Multimorbidity was defined as per [Reference van den Akker, Buntinx and Knottnerus12] as the concurrent presence of two or more of the following nine conditions assessed at study follow-up clinics (2008–10): asthma, heart disease, diabetes, depression, hyperlipidemia, hypertension, obesity, osteoarthritis and rheumatoid arthritis. Depression, diabetes, hyperlipidemia, hypertension and obesity were determined during the clinic visit (see [Reference Grant30] for an overview). Height was measured to the nearest 0.5 cm using a stadiometer, and weight to the nearest 0.1 kg in light clothing and without shoes using standard digital scales. BMI was calculated as weight (kg)/height (m)2. Obesity was defined as a BMI ⩾30 kg/m2. A fasting blood test was performed to determine total cholesterol and fasting plasma glucose (FPG) levels. Men were deemed to have diabetes if they self-reported having ever been told by a doctor they had the condition, self-reported utilisation of glucose-lowering drugs or by measurement at the clinic (FPG⩾7.0 mmol/L) [31, Reference Chittleborough32]. Hyperlipidemia was defined as total blood cholesterol ⩾5.5 mmol/L or self-report use of cholesterol-lowering drugs [33]. Three blood pressure measurements were taken 5–10 minutes apart using a standard, calibrated blood pressure sphygmomanometer, while the participant was relaxed and seated. The average of the final two measures was used in the analyses. High blood pressure was defined as systolic blood pressure⩾140 mm Hg and/or diastolic blood pressure⩾90 mm Hg or the self-reported use of drugs to lower blood pressure. Depression status was determined using either a score over 15 for the Centre for Epidemiological Studies Depression Scale [Reference Radloff and Rae34] or a score over 13 for the Beck Depression Index [Reference Lasa35]. Participants self-reported if they had ever been told by a doctor they had asthma, any heart condition (including stroke), osteoarthritis or rheumatoid arthritis.

QoL assessment

Health-related QoL was assessed using the Short Form 36 questionnaire (SF-36) at study follow-up. The first general health questions (SF1), as well as the mental and physical component summary (MCS and PCS) domains, scored on Australian normative data, were used in the analysis [Reference Tucker, Adams and Wilson36].

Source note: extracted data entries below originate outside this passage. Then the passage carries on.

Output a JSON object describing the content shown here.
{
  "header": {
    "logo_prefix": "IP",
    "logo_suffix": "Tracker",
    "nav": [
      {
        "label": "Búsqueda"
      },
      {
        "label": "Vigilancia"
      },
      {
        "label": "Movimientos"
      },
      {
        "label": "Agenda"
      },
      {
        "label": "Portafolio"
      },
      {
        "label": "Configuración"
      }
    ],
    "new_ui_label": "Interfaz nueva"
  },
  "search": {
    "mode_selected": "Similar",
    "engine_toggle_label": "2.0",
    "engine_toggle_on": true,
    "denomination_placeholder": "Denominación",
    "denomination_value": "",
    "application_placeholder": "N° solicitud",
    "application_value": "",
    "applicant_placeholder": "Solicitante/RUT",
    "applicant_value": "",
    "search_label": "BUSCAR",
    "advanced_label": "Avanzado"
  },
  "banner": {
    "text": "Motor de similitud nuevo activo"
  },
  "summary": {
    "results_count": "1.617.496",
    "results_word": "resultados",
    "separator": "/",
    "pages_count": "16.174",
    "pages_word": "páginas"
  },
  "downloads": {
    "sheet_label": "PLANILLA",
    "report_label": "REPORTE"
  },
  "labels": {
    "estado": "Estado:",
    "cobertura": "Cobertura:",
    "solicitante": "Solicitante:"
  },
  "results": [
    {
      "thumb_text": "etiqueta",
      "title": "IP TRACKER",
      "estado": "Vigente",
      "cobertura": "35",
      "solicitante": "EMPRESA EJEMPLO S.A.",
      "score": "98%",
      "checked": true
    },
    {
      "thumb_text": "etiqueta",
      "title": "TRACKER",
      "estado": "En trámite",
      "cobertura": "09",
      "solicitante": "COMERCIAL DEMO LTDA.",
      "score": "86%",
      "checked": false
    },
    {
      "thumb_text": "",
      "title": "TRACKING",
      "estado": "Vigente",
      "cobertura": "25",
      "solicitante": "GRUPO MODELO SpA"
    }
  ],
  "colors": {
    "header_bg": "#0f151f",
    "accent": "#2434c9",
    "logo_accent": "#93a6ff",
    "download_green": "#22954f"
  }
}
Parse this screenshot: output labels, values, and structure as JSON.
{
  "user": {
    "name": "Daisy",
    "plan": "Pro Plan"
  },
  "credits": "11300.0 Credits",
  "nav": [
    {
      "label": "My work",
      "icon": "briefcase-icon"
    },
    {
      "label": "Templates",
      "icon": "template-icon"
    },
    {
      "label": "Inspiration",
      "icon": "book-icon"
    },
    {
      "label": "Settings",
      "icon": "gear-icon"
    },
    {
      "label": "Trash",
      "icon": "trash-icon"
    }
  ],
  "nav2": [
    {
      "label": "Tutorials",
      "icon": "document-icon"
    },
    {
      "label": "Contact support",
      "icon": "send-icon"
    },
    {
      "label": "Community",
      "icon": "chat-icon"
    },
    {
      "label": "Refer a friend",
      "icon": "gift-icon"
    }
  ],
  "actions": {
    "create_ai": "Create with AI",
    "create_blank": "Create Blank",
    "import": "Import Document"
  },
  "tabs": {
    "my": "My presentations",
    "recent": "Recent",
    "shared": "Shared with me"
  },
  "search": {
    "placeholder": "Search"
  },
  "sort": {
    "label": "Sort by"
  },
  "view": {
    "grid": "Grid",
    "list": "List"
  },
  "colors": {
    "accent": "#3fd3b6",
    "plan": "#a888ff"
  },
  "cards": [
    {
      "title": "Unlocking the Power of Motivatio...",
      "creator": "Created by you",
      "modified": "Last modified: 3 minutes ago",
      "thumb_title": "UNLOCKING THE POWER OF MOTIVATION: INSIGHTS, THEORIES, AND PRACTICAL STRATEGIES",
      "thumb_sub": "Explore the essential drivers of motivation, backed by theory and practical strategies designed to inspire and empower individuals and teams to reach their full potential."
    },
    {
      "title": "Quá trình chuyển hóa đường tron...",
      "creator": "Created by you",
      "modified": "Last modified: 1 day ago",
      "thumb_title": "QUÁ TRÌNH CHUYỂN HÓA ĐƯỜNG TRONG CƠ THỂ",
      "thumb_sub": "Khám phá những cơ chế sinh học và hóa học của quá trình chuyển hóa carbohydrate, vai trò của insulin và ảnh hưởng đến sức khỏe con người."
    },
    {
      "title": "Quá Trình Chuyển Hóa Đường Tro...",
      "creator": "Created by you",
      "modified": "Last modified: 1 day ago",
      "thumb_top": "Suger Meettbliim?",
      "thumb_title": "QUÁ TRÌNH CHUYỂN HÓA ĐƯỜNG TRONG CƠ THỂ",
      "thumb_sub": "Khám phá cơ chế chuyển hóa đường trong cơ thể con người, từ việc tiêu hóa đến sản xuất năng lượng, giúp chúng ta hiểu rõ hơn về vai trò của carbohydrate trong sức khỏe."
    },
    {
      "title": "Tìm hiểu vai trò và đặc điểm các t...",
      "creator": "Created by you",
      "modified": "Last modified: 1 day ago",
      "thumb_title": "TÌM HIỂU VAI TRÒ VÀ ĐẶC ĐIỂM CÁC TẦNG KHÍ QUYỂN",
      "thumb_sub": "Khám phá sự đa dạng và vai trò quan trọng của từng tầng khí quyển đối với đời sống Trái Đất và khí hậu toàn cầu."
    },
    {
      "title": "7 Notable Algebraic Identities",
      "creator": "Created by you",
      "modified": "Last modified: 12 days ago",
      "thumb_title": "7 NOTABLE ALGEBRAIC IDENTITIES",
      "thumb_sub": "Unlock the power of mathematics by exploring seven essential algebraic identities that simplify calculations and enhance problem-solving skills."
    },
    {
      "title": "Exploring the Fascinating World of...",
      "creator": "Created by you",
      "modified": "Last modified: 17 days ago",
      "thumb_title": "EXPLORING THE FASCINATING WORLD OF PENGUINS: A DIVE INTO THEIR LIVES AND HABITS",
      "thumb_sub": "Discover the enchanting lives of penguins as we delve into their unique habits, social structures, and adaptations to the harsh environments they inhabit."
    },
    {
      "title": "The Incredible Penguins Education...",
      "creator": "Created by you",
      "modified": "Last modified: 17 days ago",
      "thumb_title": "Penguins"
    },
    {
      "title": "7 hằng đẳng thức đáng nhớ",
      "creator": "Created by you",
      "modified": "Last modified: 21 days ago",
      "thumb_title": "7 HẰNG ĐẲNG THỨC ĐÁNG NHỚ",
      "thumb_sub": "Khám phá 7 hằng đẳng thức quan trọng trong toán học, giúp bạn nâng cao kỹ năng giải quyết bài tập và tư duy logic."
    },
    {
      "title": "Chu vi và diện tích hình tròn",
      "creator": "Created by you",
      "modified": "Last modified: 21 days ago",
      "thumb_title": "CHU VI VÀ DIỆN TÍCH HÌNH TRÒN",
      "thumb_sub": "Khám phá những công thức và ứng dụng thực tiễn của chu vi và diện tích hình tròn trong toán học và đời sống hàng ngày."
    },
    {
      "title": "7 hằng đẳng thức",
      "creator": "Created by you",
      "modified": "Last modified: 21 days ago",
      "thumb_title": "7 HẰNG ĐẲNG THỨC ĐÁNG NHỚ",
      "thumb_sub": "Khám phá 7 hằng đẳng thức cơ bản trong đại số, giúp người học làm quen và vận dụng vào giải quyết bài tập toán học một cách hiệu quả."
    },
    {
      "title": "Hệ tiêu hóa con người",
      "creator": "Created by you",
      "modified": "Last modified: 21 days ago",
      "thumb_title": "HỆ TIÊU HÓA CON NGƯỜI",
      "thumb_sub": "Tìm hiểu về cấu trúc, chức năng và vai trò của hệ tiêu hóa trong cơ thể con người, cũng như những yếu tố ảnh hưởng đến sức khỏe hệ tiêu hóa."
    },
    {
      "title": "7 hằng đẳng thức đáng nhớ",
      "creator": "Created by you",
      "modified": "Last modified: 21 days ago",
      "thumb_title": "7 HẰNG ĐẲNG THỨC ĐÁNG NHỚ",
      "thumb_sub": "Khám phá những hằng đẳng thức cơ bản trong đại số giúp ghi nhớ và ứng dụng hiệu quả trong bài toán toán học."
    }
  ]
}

Physical and socio-demographic characteristics

Participants were interviewed by trained health workers using a pre-coded questionnaire at study follow-up. Individual-level variables included age, gender, marital status and education level, household income, receiving government benefits or pension and employment status. Detailed demographic, biographical and risk factor information was collected via a self-completed questionnaire.

Statistical analyses

Initial descriptive analyses were conducted to examine the correlation between the outcome measure (multimorbidity; expressed initially as the total number of CDs) and exposure measure (OSA; expressed as continuous AHI), and selected physical characteristics, socio-demographic factors, CD and QoL status. Spearman correlation coefficients (r s) were calculated to approximate the direction and degree of the monotonic relationship between AHI and CD values, and with the selected covariates. Participants were grouped across the four exposure levels [absent/none (AHI<10), mild (AHI ⩾10 and <20), moderate (AHI⩾20 and <30) and severe (AHI⩾30)] to compare against the number of CDs and QoL (PCS and MCS scores of the SF-36) using the Kruskal–Wallis H test. Multinomial logistic regression models for multimorbidity (2+ CDs vs 0–1 CD & 3+ CDs vs 0–2 CDs) and QoL were then fitted across all exposure levels (Absent, Mild, Moderate and Severe) to determine crude, age-adjusted, and multi-adjusted odds ratios. Finally, to test for any interaction between multimorbidity and OSA on QoL, number of CDs, OSA severity categories and their interaction terms were compared against the PCS and MCS domains of the SF-36. (as measured by the SF-1, MCS and PCS). Unless stated otherwise, standard errors are presented in tables and standard deviation in the text. Crude data are presented in tables and text. All analyses were carried out using SPSS version 20.0 (SPSS, Inc., Chicago, IL, USA) and a p < 0.05 was considered significant.

Results

Table 1 describes the baseline physical and socio-demographic characteristics of the 743 study participants. The mean age of the cohort was 59 ± 11 years (mean age ± s.d.) and the range was between 41 and 87 years. The mean BMI was 28.6 ± 2.6 kg/m2 and 44% of the cohort were obese (BMI⩾30 kg/m2). Fifty-two percent of the cohort had OSA as defined by an AHI value over 10.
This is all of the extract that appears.